Literatura
Dalton Trevisan faria 100 anos hoje: o Vampiro de Curitiba e sua literatura imortal
Trevisan fez da capital paranaense seu universo narrativo, explorando com ironia, melancolia e crueza as entranhas da vida urbana.

Neste 14 de junho de 2025, o Brasil celebra o centenário de nascimento de Dalton Trevisan, um dos mais geniais e enigmáticos escritores da literatura nacional. O chamado Vampiro de Curitiba faleceu em dezembro do ano passado, aos 99 anos, deixando uma obra monumental e um mistério que atravessa gerações.

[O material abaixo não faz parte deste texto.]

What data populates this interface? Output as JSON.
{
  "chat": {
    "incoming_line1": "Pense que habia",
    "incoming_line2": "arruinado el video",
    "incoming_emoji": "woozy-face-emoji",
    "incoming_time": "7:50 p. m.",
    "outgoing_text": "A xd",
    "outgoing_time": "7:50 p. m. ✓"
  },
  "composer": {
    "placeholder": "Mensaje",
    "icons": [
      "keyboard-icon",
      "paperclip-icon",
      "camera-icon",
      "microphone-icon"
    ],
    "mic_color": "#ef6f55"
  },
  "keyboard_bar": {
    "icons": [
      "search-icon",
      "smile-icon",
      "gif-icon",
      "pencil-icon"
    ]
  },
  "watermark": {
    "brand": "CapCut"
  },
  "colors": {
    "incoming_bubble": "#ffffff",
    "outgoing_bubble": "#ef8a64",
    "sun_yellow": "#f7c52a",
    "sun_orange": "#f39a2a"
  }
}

Nascido em Curitiba, em 1925, Dalton Jérson Trevisan foi advogado antes de se dedicar integralmente à literatura. Ainda jovem, fundou e editou a revista Joaquim (1946–1948), ao lado de nomes como Otto Maria Carpeaux, Mário de Andrade e Carlos Drummond de Andrade. A publicação já anunciava a inquietação estética que marcaria sua carreira: linguagem precisa, visão crítica e olhar agudo para os dramas cotidianos.

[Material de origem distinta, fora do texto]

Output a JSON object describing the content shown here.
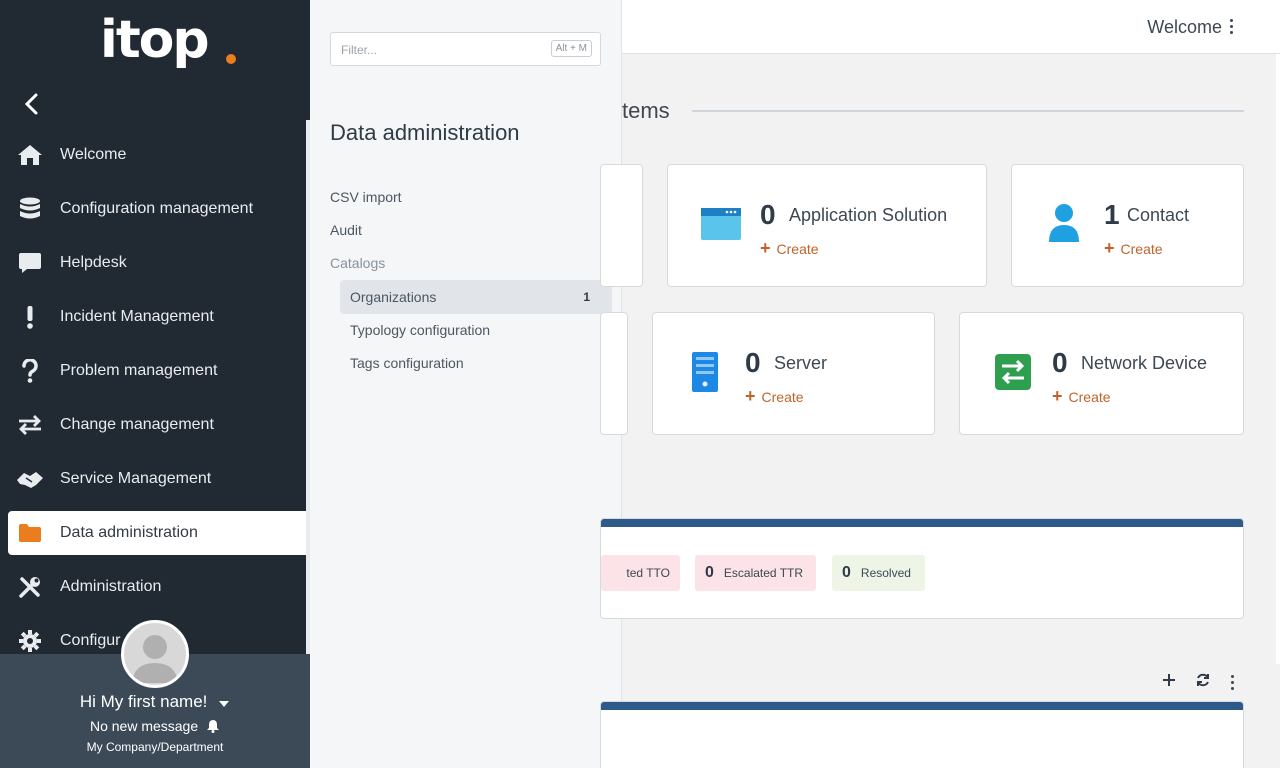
{
  "nav": {
    "logo": "itop",
    "collapse_icon": "chevron-left-icon",
    "items": [
      {
        "label": "Welcome",
        "icon": "house-icon"
      },
      {
        "label": "Configuration management",
        "icon": "database-icon"
      },
      {
        "label": "Helpdesk",
        "icon": "speech-bubble-icon"
      },
      {
        "label": "Incident Management",
        "icon": "exclamation-icon"
      },
      {
        "label": "Problem management",
        "icon": "question-icon"
      },
      {
        "label": "Change management",
        "icon": "arrows-exchange-icon"
      },
      {
        "label": "Service Management",
        "icon": "handshake-icon"
      },
      {
        "label": "Data administration",
        "icon": "folder-icon",
        "active": true
      },
      {
        "label": "Administration",
        "icon": "tools-icon"
      },
      {
        "label": "Configur",
        "icon": "gear-icon"
      }
    ],
    "user": {
      "name": "Hi My first name!",
      "messages": "No new message",
      "org": "My Company/Department"
    }
  },
  "flyout": {
    "filter_placeholder": "Filter...",
    "filter_shortcut": "Alt + M",
    "title": "Data administration",
    "links": [
      "CSV import",
      "Audit"
    ],
    "group": "Catalogs",
    "subitems": [
      {
        "label": "Organizations",
        "count": "1"
      },
      {
        "label": "Typology configuration"
      },
      {
        "label": "Tags configuration"
      }
    ]
  },
  "topbar": {
    "welcome": "Welcome"
  },
  "main": {
    "section_title": "tems",
    "cards": [
      {
        "count": "0",
        "name": "Application Solution",
        "create": "Create",
        "icon": "app-window-icon"
      },
      {
        "count": "1",
        "name": "Contact",
        "create": "Create",
        "icon": "person-icon"
      },
      {
        "count": "0",
        "name": "Server",
        "create": "Create",
        "icon": "server-icon"
      },
      {
        "count": "0",
        "name": "Network Device",
        "create": "Create",
        "icon": "network-device-icon"
      }
    ],
    "pills": [
      {
        "count": "",
        "label": "ted TTO",
        "color": "#fbe3e7"
      },
      {
        "count": "0",
        "label": "Escalated TTR",
        "color": "#fbe3e7"
      },
      {
        "count": "0",
        "label": "Resolved",
        "color": "#eef5e6"
      }
    ],
    "toolbar_icons": [
      "plus-icon",
      "refresh-icon",
      "kebab-icon"
    ],
    "colors": {
      "accent": "#c0632a",
      "panel_header": "#2e5a8a",
      "nav_bg": "#212933",
      "logo_dot": "#ea7d1e"
    }
  }
}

Trevisan fez da capital paranaense seu universo narrativo, explorando com ironia, melancolia e crueza as entranhas da vida urbana. Seus contos curtos, secos e incisivos eternizaram tipos como o funcionário público frustrado, a mulher traída, o jovem violento e o velho solitário — figuras corriqueiras, mas tratadas com a densidade dos grandes dramas humanos.
Um estilo inconfundível
Trevisan criou um estilo que se tornou escola: frases curtas, enredos compactos e um domínio absoluto da elipse e do subtexto. Sua prosa minimalista influenciou toda uma geração de contistas e se mantém como referência até hoje.

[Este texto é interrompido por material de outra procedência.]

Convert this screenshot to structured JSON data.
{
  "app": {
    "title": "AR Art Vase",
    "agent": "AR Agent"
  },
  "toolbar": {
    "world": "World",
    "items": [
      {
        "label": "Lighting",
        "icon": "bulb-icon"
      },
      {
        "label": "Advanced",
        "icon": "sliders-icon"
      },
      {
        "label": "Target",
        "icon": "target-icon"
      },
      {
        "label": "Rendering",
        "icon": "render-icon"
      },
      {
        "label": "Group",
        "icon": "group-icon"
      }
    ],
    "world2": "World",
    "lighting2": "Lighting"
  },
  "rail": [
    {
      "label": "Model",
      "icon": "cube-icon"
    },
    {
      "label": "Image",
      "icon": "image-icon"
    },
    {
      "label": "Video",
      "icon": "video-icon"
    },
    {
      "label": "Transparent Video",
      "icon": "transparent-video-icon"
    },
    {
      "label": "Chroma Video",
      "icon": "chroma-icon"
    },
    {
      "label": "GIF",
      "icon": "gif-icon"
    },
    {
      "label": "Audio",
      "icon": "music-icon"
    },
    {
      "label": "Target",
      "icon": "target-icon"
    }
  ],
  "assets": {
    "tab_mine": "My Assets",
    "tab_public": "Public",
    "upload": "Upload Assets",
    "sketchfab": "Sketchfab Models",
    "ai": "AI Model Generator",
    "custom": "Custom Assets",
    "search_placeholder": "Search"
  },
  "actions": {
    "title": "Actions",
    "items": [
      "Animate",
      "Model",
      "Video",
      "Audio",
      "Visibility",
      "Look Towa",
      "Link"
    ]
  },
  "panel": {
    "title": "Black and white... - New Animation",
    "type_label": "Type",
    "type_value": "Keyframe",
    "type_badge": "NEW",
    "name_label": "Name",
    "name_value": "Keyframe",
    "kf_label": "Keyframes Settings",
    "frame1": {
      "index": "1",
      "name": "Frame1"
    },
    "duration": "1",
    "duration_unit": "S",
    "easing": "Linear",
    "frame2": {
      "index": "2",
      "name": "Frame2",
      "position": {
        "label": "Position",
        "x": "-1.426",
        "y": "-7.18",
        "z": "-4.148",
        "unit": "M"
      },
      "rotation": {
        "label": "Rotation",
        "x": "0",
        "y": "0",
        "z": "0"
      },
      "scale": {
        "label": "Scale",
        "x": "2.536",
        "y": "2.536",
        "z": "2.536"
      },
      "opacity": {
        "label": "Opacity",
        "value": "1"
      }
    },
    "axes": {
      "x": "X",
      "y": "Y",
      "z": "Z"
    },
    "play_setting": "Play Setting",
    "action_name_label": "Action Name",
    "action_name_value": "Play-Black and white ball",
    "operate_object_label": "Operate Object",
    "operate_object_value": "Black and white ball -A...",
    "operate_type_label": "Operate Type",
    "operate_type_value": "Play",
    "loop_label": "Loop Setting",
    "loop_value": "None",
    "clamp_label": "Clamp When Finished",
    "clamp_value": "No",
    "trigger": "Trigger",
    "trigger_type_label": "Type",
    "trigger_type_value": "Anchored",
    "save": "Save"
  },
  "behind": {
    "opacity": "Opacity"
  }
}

Entre suas obras mais emblemáticas estão:
- Novelas Nada Exemplares (1959)
- O Vampiro de Curitiba (1965)
- A Guerra Conjugal (1969)
- Ah, É? (1994)
- O Beijo na Nuca (2014)
Além de mais de 700 contos reunidos em 36 livros, muitos dos quais foram constantemente revisados e reescritos ao longo dos anos.
Prêmios e reconhecimentos
Trevisan recebeu os principais prêmios da literatura em língua portuguesa, como:
- Prêmio Jabuti (quatro vezes)
- Prêmio Camões (2012)
- Prêmio Machado de Assis, da ABL
- Prêmio APCA
- Prêmio Portugal Telecom
O Vampiro recluso

Apesar da fama, Dalton Trevisan viveu no mais completo anonimato. Recusava entrevistas, prêmios presenciais e fotografias. Desde os anos 1970, não era visto em eventos públicos. Preferia assinar apenas “D. Trevis” e criou ao redor de si a figura mítica do “Vampiro de Curitiba” — uma lenda viva da literatura brasileira.
Legado em reconstrução
Após sua morte, parte do mistério se desfez. Em 2024, o autor doou seu arquivo pessoal ao Instituto Moreira Salles, revelando manuscritos, correspondências, diários e até recortes sobre crimes e séries de TV, como Star Trek. Um mergulho raro no universo de um autor que sempre preferiu que falasse a obra — e não o homem.

Homenagens aos 100 anos
O centenário está sendo marcado por diversas ações no país:
- Relançamentos da obra completa pela Editora Todavia
- Exposição “Espião de Almas”, na USP (até agosto)
- Peça de Teatro, Daqui Ninguém Sai, produção realizada pelo Teatro de Comédia do Paraná
- Mostras especiais em Curitiba com mais de 15 atividades gratuitas
- Exibição de curtas e novos documentários no YouTube do IMS
- Exposição coletiva “Dalton em Traços e Linhas”, com 38 artistas visuais homenageando o autor
Presença permanente
Dalton Trevisan reinventou a forma do conto brasileiro, deu rosto à Curitiba em suas múltiplas contradições e eternizou, com uma prosa dura e poética, a complexidade das relações humanas.
Hoje, 100 anos após seu nascimento, o Vampiro de Curitiba segue vivo — não nas ruas, mas nas páginas que continuam a assombrar, emocionar e iluminar leitores por todo o país.